I know this can be achieved with Compiz, but I’m not always working on a system with a fast GPU, or even accelerated X for that matter. Even on my “lowly” Raspberry Pi, Enlightenment’s eye candy is fast and fluid, and very useful, not to mention great for showing off the power of the tiny PC.
I’m told you can even run E17 on a Pentium III with 128M of memory. Since that was my very first computer, back in 2000, I think that’s amazing. I’ve still got a huge amount of nostalgia for that old box, as it was my entry into the world of computing and into Linux/BSD particularly, so to think if it were still around I could perhaps put E17 on it amazes me.
I think you’d find it would work quite well even on that old PIII. One of the boxes I have it installed on is a old Athlon XP 1800 with 512MB ram and a Nvidia Geforce 4. It still runs well on that old box without problems. I also have a old Athlon 1.1 setup running BeOSMAX but haven’t tried it on that one yet, New Years resolution there methinks.
I’ve done it. I have a PIII class computer I keep for classic gaming and native BeOS, actually an AMD Duron 800MHz, and I’ve run Bodhi on it with 128MB though it is a bit sluggish. I maxed that machine out to 768MB and it flies with Bodhi, relatively speaking. BeOS and Windows 98 are slightly more responsive of course, but just the fact that I can run a 2012/13 OS on a ~2000 machine and have useable performance is amazing!

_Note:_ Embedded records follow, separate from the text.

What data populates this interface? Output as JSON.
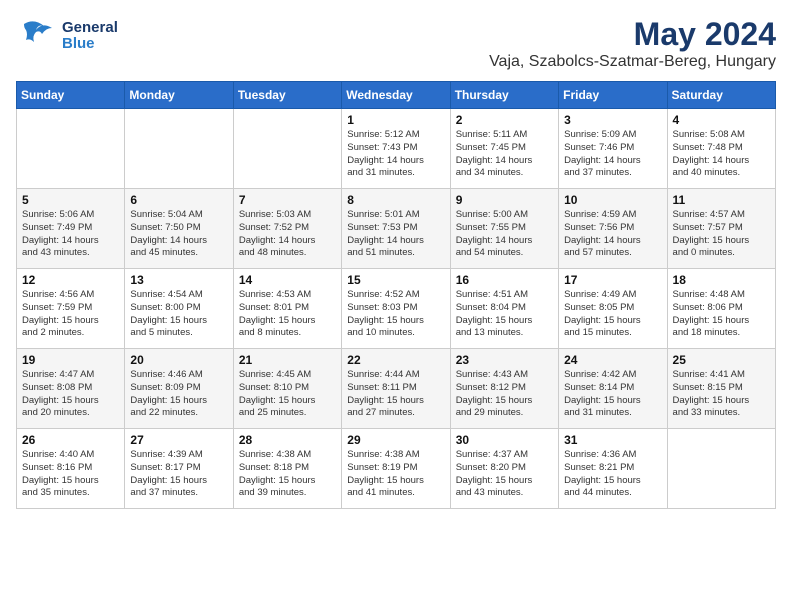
{
  "header": {
    "logo_line1": "General",
    "logo_line2": "Blue",
    "title": "May 2024",
    "subtitle": "Vaja, Szabolcs-Szatmar-Bereg, Hungary"
  },
  "days_of_week": [
    "Sunday",
    "Monday",
    "Tuesday",
    "Wednesday",
    "Thursday",
    "Friday",
    "Saturday"
  ],
  "weeks": [
    [
      {
        "day": "",
        "content": ""
      },
      {
        "day": "",
        "content": ""
      },
      {
        "day": "",
        "content": ""
      },
      {
        "day": "1",
        "content": "Sunrise: 5:12 AM\nSunset: 7:43 PM\nDaylight: 14 hours\nand 31 minutes."
      },
      {
        "day": "2",
        "content": "Sunrise: 5:11 AM\nSunset: 7:45 PM\nDaylight: 14 hours\nand 34 minutes."
      },
      {
        "day": "3",
        "content": "Sunrise: 5:09 AM\nSunset: 7:46 PM\nDaylight: 14 hours\nand 37 minutes."
      },
      {
        "day": "4",
        "content": "Sunrise: 5:08 AM\nSunset: 7:48 PM\nDaylight: 14 hours\nand 40 minutes."
      }
    ],
    [
      {
        "day": "5",
        "content": "Sunrise: 5:06 AM\nSunset: 7:49 PM\nDaylight: 14 hours\nand 43 minutes."
      },
      {
        "day": "6",
        "content": "Sunrise: 5:04 AM\nSunset: 7:50 PM\nDaylight: 14 hours\nand 45 minutes."
      },
      {
        "day": "7",
        "content": "Sunrise: 5:03 AM\nSunset: 7:52 PM\nDaylight: 14 hours\nand 48 minutes."
      },
      {
        "day": "8",
        "content": "Sunrise: 5:01 AM\nSunset: 7:53 PM\nDaylight: 14 hours\nand 51 minutes."
      },
      {
        "day": "9",
        "content": "Sunrise: 5:00 AM\nSunset: 7:55 PM\nDaylight: 14 hours\nand 54 minutes."
      },
      {
        "day": "10",
        "content": "Sunrise: 4:59 AM\nSunset: 7:56 PM\nDaylight: 14 hours\nand 57 minutes."
      },
      {
        "day": "11",
        "content": "Sunrise: 4:57 AM\nSunset: 7:57 PM\nDaylight: 15 hours\nand 0 minutes."
      }
    ],
    [
      {
        "day": "12",
        "content": "Sunrise: 4:56 AM\nSunset: 7:59 PM\nDaylight: 15 hours\nand 2 minutes."
      },
      {
        "day": "13",
        "content": "Sunrise: 4:54 AM\nSunset: 8:00 PM\nDaylight: 15 hours\nand 5 minutes."
      },
      {
        "day": "14",
        "content": "Sunrise: 4:53 AM\nSunset: 8:01 PM\nDaylight: 15 hours\nand 8 minutes."
      },
      {
        "day": "15",
        "content": "Sunrise: 4:52 AM\nSunset: 8:03 PM\nDaylight: 15 hours\nand 10 minutes."
      },
      {
        "day": "16",
        "content": "Sunrise: 4:51 AM\nSunset: 8:04 PM\nDaylight: 15 hours\nand 13 minutes."
      },
      {
        "day": "17",
        "content": "Sunrise: 4:49 AM\nSunset: 8:05 PM\nDaylight: 15 hours\nand 15 minutes."
      },
      {
        "day": "18",
        "content": "Sunrise: 4:48 AM\nSunset: 8:06 PM\nDaylight: 15 hours\nand 18 minutes."
      }
    ],
    [
      {
        "day": "19",
        "content": "Sunrise: 4:47 AM\nSunset: 8:08 PM\nDaylight: 15 hours\nand 20 minutes."
      },
      {
        "day": "20",
        "content": "Sunrise: 4:46 AM\nSunset: 8:09 PM\nDaylight: 15 hours\nand 22 minutes."
      },
      {
        "day": "21",
        "content": "Sunrise: 4:45 AM\nSunset: 8:10 PM\nDaylight: 15 hours\nand 25 minutes."
      },
      {
        "day": "22",
        "content": "Sunrise: 4:44 AM\nSunset: 8:11 PM\nDaylight: 15 hours\nand 27 minutes."
      },
      {
        "day": "23",
        "content": "Sunrise: 4:43 AM\nSunset: 8:12 PM\nDaylight: 15 hours\nand 29 minutes."
      },
      {
        "day": "24",
        "content": "Sunrise: 4:42 AM\nSunset: 8:14 PM\nDaylight: 15 hours\nand 31 minutes."
      },
      {
        "day": "25",
        "content": "Sunrise: 4:41 AM\nSunset: 8:15 PM\nDaylight: 15 hours\nand 33 minutes."
      }
    ],
    [
      {
        "day": "26",
        "content": "Sunrise: 4:40 AM\nSunset: 8:16 PM\nDaylight: 15 hours\nand 35 minutes."
      },
      {
        "day": "27",
        "content": "Sunrise: 4:39 AM\nSunset: 8:17 PM\nDaylight: 15 hours\nand 37 minutes."
      },
      {
        "day": "28",
        "content": "Sunrise: 4:38 AM\nSunset: 8:18 PM\nDaylight: 15 hours\nand 39 minutes."
      },
      {
        "day": "29",
        "content": "Sunrise: 4:38 AM\nSunset: 8:19 PM\nDaylight: 15 hours\nand 41 minutes."
      },
      {
        "day": "30",
        "content": "Sunrise: 4:37 AM\nSunset: 8:20 PM\nDaylight: 15 hours\nand 43 minutes."
      },
      {
        "day": "31",
        "content": "Sunrise: 4:36 AM\nSunset: 8:21 PM\nDaylight: 15 hours\nand 44 minutes."
      },
      {
        "day": "",
        "content": ""
      }
    ]
  ]
}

Yeah, it’s always bothered me to hear people complain “it’s sluggish, but what do you want … that old machine only has a gig of RAM.” 1G has always seemed like a lot of memory to me, since I started at 128M (and only 4G on the harddrive).
You’re making me feel old. While my first few computers could count their memory in tens of kilobytes, my first x86 machine was a high school graduation gift in 1995, a Texas Instruments 4000M laptop with a whopping 4MB of RAM and a 200MB hard drive, with a 486SX CPU.
Believe it or not, I wish I still had that beast. It was my introduction to “modern” PC gaming with Doom and Myst, as well as my first DOS/Windows machine. I know it would be about as useful as a pet rock today, but it would be fun to dig out and play around with every now and then.
Yeah, at work back in those days I was running AutoCAD on a machine like that. Amazing what we were able to do – the office had a 386 for smaller drawings and a 486 for the big stuff. Imagine considering the 486 your “big” machine these days.
The Bodhi team didn’t waste any time. Version 2.2 is here, with E17 fully loaded. Very cool. Off to apt-get dist-upgrade!